6. Letter from the shareholders to the Government of the Republic of Estonia
Council proposal: To send the question prepared by one of the ASTV´s shareholders to the Minister of Economic Affairs and Communications and Prime Minister of Estonia asking:
“What actions is the Minister of Economic Affairs and Communications going to take to ensure that the investments made by local and overseas investors into Tallinna Vesi and Estonia are given due protection within the Estonian legal framework from the recent changes in the law that have significantly changed the conditions that were valid during the privatization process and its initial public offering on Tallinn Stock Exchange?”
7. Management Board’s presentation on the tariffs dispute
Shareholders, whose shareholding represents at least 1/20 of the share capital, may request for additional items to be added to the agenda of the General Meeting, if the respective request is submitted in writing at least 15 days prior to the General Meeting, i.e. by 6th May 2012 at the latest. Shareholders, whose shareholding represents at least 1/20 of the share capital, may submit their draft resolutions to each agenda item, incl. additional agenda items in writing up to 3 days before the General Meeting, i.e. by the close of business (17.00, GMT+2) on 18th May 2012 at the latest. The process of exercising these rights is published in more detail on AS Tallinna Vesi’s website at www.tallinnavesi.ee, where the draft resolutions and explanations submitted by the shareholders will also be published after their receipt.
After the agenda items of the General Meeting have been exhausted, including any additional items, the shareholders may inquire about the Company’s activities from the Management Board of AS Tallinna Vesi according to the procedure published on the Company’s website at www.tallinnavesi.ee.
Background information regarding the agenda, the 2011 Annual Report of AS Tallinna Vesi, the Council report, the auditor’s report, the dividends’ proposal, the principles of remuneration of the auditor, the proposals for resolutions, as well as reasoning for additional agenda items together with the proposals submitted by shareholders for resolution, other documents submitted for the General Meeting in accordance with the law, and other important data regarding the agenda, incl. data regarding Council member candidates and auditor’s candidate are available on AS Tallinna Vesi’s website at www.tallinnavesi.ee, where you will also find an overview of documents that the shareholders or their representatives are required to take along in order to be able to participate at the General Meeting (whether in person or by proxy).
The 2011 Annual Report of AS Tallinna Vesi, Council Report and the auditor’s report are also available for review on the website of NASDAQ OMX Tallinn Stock Exchange http://www.nasdaqomxbaltic.com/.
In case you have any questions regarding the Annual General Meeting of shareholders or the agenda items, please contact our Head of Communications, Ms Mariliis Mia Topp via e-mail email@example.com or telephone +372 62 62 275. The questions, answers and the minutes of the General Meeting shall be published on the Company’s website.
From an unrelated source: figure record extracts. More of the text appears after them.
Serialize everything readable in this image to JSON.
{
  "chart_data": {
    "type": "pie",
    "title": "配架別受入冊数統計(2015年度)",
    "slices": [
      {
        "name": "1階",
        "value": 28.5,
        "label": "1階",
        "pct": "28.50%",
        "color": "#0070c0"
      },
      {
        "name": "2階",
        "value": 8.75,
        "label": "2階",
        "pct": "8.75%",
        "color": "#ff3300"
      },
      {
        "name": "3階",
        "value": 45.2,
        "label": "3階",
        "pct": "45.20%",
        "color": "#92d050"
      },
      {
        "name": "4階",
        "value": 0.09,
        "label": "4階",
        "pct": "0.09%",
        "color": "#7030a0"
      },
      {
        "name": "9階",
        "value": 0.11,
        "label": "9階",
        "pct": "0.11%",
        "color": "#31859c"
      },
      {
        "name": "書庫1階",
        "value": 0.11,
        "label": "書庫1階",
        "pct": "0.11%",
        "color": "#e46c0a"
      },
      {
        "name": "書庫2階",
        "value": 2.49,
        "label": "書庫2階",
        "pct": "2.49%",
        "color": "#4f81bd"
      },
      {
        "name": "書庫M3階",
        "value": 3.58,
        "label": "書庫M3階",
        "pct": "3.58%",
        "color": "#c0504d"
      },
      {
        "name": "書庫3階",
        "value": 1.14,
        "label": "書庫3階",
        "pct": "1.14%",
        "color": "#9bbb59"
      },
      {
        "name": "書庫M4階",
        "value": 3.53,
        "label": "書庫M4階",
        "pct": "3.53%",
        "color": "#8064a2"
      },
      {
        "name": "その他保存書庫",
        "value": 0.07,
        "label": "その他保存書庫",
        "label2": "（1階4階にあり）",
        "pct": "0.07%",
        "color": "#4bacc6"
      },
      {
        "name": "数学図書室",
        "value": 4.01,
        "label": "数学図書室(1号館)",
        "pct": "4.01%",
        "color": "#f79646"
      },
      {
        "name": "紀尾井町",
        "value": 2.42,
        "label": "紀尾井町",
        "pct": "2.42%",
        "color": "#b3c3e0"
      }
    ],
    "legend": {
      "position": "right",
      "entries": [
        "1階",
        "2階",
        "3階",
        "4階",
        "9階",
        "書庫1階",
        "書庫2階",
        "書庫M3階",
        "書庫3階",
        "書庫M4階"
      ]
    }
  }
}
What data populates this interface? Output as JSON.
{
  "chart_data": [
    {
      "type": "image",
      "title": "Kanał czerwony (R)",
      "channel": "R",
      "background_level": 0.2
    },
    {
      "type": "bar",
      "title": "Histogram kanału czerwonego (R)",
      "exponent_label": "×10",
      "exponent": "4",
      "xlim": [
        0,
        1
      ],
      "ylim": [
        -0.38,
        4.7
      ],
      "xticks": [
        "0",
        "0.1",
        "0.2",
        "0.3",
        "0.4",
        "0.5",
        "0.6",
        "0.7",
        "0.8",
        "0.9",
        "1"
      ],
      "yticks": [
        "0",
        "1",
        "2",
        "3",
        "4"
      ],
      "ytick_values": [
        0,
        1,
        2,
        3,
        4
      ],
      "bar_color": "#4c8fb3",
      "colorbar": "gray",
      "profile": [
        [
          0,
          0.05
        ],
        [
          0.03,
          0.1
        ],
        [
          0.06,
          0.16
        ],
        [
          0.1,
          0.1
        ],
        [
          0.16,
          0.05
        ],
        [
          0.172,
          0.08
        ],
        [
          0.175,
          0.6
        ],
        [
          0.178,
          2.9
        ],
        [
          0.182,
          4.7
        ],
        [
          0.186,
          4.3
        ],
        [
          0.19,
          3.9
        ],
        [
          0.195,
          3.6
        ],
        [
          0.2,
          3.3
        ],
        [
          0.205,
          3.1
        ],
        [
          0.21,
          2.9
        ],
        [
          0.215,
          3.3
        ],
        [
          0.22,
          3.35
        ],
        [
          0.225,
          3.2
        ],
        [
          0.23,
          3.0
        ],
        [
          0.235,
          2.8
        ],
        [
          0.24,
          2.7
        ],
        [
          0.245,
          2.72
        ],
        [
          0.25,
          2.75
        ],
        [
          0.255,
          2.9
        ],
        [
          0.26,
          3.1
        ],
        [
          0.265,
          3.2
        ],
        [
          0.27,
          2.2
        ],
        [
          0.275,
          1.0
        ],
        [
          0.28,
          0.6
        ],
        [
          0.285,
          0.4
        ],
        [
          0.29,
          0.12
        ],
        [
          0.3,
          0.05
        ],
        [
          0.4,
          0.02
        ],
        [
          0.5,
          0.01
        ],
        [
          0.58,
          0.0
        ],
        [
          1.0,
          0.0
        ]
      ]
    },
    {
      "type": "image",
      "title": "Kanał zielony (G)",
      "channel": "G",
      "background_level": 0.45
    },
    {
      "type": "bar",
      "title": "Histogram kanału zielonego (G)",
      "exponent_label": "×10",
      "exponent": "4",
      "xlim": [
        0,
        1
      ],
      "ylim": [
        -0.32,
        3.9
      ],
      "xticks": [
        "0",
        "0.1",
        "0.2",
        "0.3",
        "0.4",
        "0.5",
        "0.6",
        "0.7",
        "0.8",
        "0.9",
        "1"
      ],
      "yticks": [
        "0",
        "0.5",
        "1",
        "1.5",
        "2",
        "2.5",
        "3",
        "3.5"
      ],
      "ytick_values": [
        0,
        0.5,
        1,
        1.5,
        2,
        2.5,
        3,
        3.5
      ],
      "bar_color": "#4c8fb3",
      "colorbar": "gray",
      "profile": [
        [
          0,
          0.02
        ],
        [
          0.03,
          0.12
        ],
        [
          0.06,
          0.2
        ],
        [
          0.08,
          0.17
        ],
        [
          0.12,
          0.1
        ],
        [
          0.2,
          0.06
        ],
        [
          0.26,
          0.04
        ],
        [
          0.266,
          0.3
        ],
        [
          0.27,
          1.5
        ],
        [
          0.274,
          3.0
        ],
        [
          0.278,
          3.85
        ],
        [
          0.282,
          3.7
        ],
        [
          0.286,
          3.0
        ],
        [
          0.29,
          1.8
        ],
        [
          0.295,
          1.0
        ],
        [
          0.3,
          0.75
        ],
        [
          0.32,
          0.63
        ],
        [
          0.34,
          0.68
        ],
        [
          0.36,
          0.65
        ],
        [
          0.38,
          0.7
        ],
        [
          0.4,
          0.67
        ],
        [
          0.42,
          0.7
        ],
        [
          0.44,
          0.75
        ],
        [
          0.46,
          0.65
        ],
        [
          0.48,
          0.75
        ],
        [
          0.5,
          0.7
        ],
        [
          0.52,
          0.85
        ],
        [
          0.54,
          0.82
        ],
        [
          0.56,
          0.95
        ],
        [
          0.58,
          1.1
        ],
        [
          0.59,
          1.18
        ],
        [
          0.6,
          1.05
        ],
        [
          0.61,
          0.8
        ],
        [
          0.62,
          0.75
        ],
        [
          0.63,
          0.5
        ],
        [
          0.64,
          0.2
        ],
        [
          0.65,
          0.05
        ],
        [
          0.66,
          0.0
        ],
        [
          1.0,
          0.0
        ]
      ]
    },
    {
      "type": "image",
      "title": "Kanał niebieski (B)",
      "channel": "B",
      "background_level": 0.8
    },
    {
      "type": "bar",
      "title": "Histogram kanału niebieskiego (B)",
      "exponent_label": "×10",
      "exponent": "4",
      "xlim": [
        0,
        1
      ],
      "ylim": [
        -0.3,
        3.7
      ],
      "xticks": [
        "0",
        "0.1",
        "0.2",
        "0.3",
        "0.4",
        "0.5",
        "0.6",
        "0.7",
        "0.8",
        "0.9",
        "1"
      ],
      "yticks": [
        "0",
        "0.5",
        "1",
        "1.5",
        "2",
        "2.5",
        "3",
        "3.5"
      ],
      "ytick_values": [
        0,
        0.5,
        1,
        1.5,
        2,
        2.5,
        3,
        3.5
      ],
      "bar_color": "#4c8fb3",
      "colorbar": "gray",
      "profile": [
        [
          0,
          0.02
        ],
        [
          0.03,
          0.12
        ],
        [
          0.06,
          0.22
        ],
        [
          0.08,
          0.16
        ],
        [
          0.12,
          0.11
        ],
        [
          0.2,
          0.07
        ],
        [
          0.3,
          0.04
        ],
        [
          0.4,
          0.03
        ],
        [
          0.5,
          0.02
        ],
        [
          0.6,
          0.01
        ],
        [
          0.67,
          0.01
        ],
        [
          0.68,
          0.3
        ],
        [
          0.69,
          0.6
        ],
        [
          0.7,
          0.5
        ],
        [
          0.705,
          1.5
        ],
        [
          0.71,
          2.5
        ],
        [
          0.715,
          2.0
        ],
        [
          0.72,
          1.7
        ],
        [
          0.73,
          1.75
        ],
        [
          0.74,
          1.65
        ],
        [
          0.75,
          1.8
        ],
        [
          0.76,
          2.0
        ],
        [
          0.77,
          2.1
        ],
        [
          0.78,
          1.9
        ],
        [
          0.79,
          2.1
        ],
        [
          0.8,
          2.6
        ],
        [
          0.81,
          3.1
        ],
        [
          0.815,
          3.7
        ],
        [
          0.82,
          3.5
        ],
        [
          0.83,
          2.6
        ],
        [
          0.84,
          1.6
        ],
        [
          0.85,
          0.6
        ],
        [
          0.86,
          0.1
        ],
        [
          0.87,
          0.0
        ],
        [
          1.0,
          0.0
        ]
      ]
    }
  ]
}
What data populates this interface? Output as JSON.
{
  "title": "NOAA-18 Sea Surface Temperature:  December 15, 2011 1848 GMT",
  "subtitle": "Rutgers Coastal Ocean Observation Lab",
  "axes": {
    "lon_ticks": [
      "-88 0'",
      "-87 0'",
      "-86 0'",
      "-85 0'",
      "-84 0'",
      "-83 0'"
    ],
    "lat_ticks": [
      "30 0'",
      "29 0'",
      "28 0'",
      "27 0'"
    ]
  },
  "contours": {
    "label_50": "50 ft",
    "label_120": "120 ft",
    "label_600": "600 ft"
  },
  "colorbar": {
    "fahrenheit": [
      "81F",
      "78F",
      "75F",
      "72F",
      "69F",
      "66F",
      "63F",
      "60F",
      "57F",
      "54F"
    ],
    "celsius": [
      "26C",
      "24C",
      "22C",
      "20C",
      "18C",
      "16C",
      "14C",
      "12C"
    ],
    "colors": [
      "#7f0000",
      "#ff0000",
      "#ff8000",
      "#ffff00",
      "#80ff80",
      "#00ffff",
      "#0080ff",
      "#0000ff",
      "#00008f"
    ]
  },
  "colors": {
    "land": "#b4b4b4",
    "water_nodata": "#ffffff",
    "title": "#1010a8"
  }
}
Written notices of appointing shareholder representatives or of withdrawing authorizations of representatives can also be sent to the above e-mail address until the business day preceding the date of General Meeting, on 21st May 2012 at the latest.
Shareholder representatives are kindly asked to bring along a valid identification document and a valid written power-of-attorney. In the case of corporate entities we request you also bring a valid copy of your registry card. Each document issued by a foreign country’s official must be either legalized or authenticated with a document certificate apostille and preferably translated into Estonian. Should the shareholder require a power-of-attorney for its representative, a proxy form is available at AS Tallinna Vesi’s website under the section “Identification documents required for attending the General Meeting”.
The shareholders’ right to vote at the General Meeting will be determined on the basis of the share ledger as at 23.59 (GMT+2) on 15th May 2012.